The argument that is usually put up in relation to this matter is that, of course, we have an obligation to support the poor people of Asia. I am one of the first persons to indicate strong support for assistance to the Third World countries of Asia. I must say that the Opposition, when talking about these matters in trade terms, tends to like to make a distinction between some Asian countries and others, in terms of which ought to get assistance and which ought not. The distinction is drawn more on the basis of its political beliefs than on the basis of genuine humanitarian assistance. Genuine humanitarian assistance is one thing, but trade with an Asian country which benefits the multinational foreign corporations which are owned not by the Asian country but by Americans, Europeans or Japanese, with the profits and benefits of that trade going not to that Asian country but to the multinational corporations and owners, surely is a very different proposition. We should make a greater examination of where the benefits of trade lie. We should cast a more critical eye over engaging in trade with Asia on the basis of simply allowing products to come into this country without our entering into bilateral agreements.

Bilateral agreements can be a very important way of preserving the national interest in these matters. It need not be the only way. There is no contradiction between having some multilateral arrangements and some bilateral agreements. But I emphasise that, if we are to have trade relations with other countries, those relations should be based on an honest and a balanced approach rather than on the kinds of practices adopted in the past, which have led to situations such as that faced by the room air-conditioner industry, in which the last company is about to go to the wall. The company involved, Email Ltd, is based in South Australia. Can there be any State which has suffered more from the run down of our manufacturing industry than South Australia? Can there be any State which has suffered more from the sort of process that I have described at some length in this House than South Australia? In South Australia one industry after another has been collapsing.

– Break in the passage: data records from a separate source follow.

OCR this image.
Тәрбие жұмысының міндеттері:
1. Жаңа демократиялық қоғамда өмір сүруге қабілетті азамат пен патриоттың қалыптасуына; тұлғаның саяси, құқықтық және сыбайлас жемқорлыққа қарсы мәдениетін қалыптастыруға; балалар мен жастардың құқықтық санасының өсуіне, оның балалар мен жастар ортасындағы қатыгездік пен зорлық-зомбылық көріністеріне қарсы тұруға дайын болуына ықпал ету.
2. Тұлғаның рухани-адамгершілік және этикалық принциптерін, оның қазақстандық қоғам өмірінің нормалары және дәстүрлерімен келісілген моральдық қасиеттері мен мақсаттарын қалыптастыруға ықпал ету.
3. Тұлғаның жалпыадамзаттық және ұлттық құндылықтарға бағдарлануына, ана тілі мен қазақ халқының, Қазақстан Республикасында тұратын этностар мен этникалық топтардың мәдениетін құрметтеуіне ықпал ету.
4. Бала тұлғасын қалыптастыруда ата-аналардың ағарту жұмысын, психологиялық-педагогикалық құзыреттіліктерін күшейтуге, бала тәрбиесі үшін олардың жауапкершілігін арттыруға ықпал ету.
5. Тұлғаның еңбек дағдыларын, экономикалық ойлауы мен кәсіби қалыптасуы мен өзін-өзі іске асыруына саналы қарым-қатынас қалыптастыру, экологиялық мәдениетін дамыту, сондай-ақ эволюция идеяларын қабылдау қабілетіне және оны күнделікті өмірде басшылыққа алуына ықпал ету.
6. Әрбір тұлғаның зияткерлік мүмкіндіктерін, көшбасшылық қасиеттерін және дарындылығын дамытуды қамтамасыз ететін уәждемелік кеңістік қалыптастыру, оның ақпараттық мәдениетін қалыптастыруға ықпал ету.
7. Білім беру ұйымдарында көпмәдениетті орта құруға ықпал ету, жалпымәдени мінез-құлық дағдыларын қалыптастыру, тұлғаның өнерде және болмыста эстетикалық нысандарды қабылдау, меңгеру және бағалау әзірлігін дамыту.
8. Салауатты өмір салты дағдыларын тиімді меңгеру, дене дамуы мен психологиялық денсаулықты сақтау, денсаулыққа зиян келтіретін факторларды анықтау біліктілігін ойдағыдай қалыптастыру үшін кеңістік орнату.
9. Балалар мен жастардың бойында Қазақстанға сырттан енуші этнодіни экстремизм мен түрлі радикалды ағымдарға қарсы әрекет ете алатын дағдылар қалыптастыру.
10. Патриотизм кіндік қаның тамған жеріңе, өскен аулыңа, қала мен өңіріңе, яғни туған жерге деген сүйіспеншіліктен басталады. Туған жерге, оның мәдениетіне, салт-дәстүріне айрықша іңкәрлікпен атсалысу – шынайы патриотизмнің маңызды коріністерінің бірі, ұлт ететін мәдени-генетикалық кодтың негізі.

In South Australia long term unemployment is not some abstract concept but a concrete reality. Recently I visited Adelaide as Chairman of the Industry Committee. I was stunned by the crisis atmosphere in relation to a variety of manufacturing industries about which people spoke to me. The Government, in my view, has an obligation to support industries in that State. Indeed, it has an obligation to help to develop new ones. I shall be urging it to do so. I believe that this Bill makes a small contribution to that process. I urge the house to support the Bill.